Opgemerkt wordt dat op de twee markten de voorbije jaren een andere benadering tegenover de ontwikkeling van breedband genoteerd. “Terwijl in de Verenigde Staten vooral sprake was van een deregulering, bleef op de Europese markt de greep van de overheden bijzonder sterk”, benadrukken de onderzoekers daarbij.
Kopenhagen
De mediaan van de breedbandsnelheid heeft de voorbije vier jaar in de Verenigde Staten meer dan een verviervoudiging gekend. Twee jaar geleden was er zelfs sprake van een explosieve groei van 157,7 procent.
Het rapport wijst er nog op dat zowel in Europa als de Verenigde Staten de breedbandsnelheid in de dichtstbevolkte metropolen in het algemeen lager ligt dan in kleinere stedelijke knooppunten.
Daarbij wordt erop gewezen dat grote steden zoals Parijs en Moskou een mediane snelheid van minder dan 40 megabits per seconde laten optekenen. Ook New York, Houston, Los Angeles, Chicago en Philadelphia blijven onder de Amerikaanse mediaan van 83 megabits per seconde.

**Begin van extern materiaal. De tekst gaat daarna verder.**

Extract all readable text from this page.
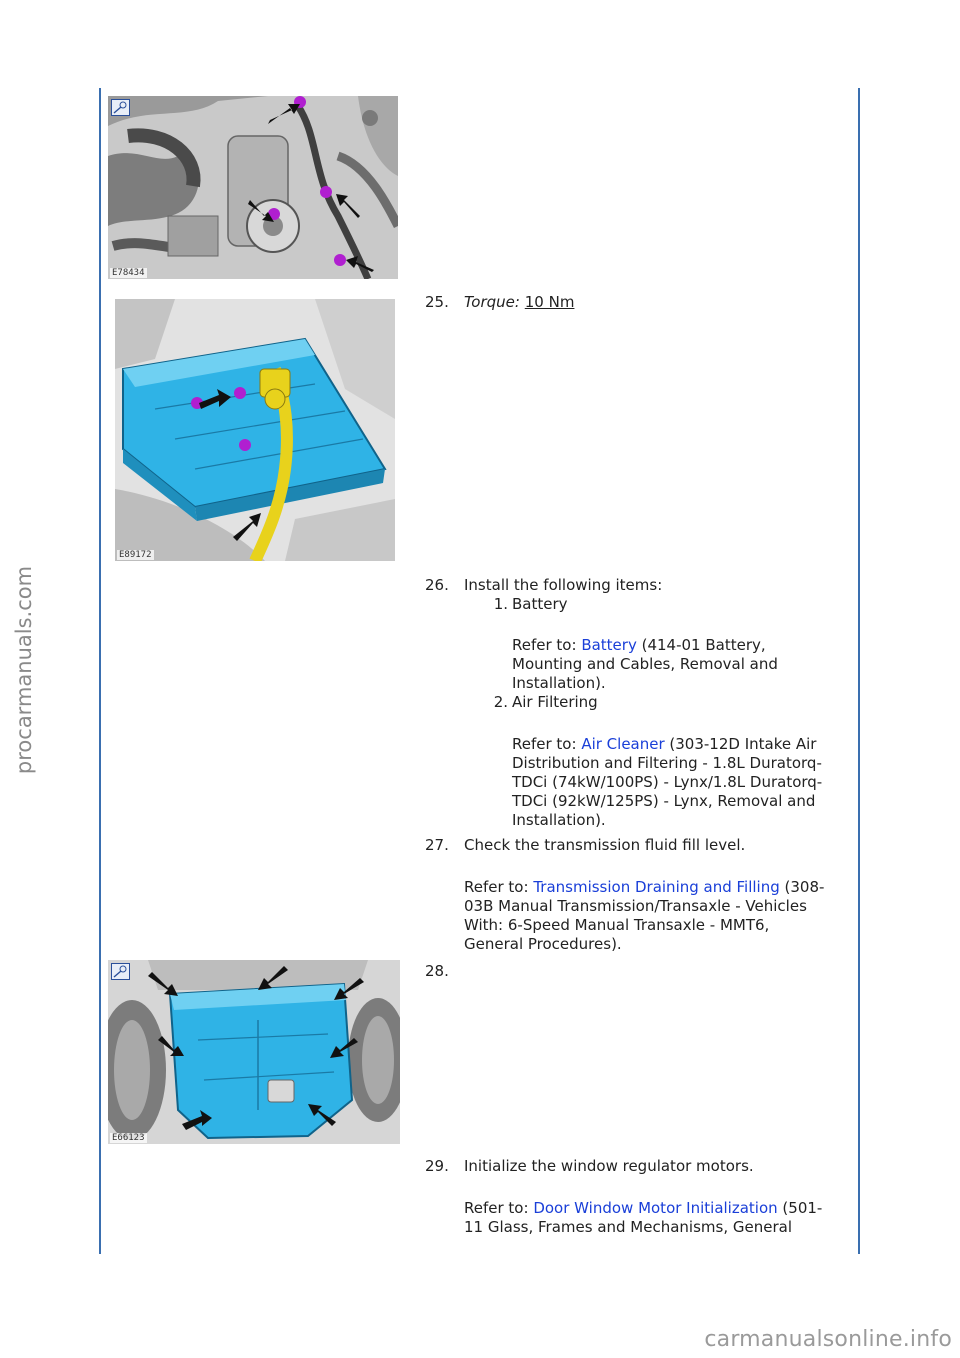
procarmanuals.com
E78434
E89172
E66123
25.	Torque: 10 Nm
26.	Install the following items:
1. Battery
Refer to: Battery (414-01 Battery,
Mounting and Cables, Removal and
Installation).
2. Air Filtering
Refer to: Air Cleaner (303-12D Intake Air
Distribution and Filtering - 1.8L Duratorq-
TDCi (74kW/100PS) - Lynx/1.8L Duratorq-
TDCi (92kW/125PS) - Lynx, Removal and
Installation).
27.	Check the transmission fluid fill level.
Refer to: Transmission Draining and Filling (308-
03B Manual Transmission/Transaxle - Vehicles
With: 6-Speed Manual Transaxle - MMT6,
General Procedures).
28.
29.	Initialize the window regulator motors.
Refer to: Door Window Motor Initialization (501-
11 Glass, Frames and Mechanisms, General
carmanualsonline.info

Verder blijkt dat slechts vier Europese steden – Kopenhagen, Stockholm, Bern en Boedapest – een hogere snelheid dan de Amerikaanse mediaan laten noteren. Vooral Kopenhagen kende een sterke groei. De Deense hoofdstad werd in een kort tijdsbestek de Europese stad met het snelste internet.
Nog wordt opgemerkt dat in negen Europese steden – Bratislava, Boekarest, Helsinki, Ljubljana, Luxemburg, Riga, Tallinn, Vilnius en Warschau – de mediaan van de breedbandsnelheid een daling vertoonde.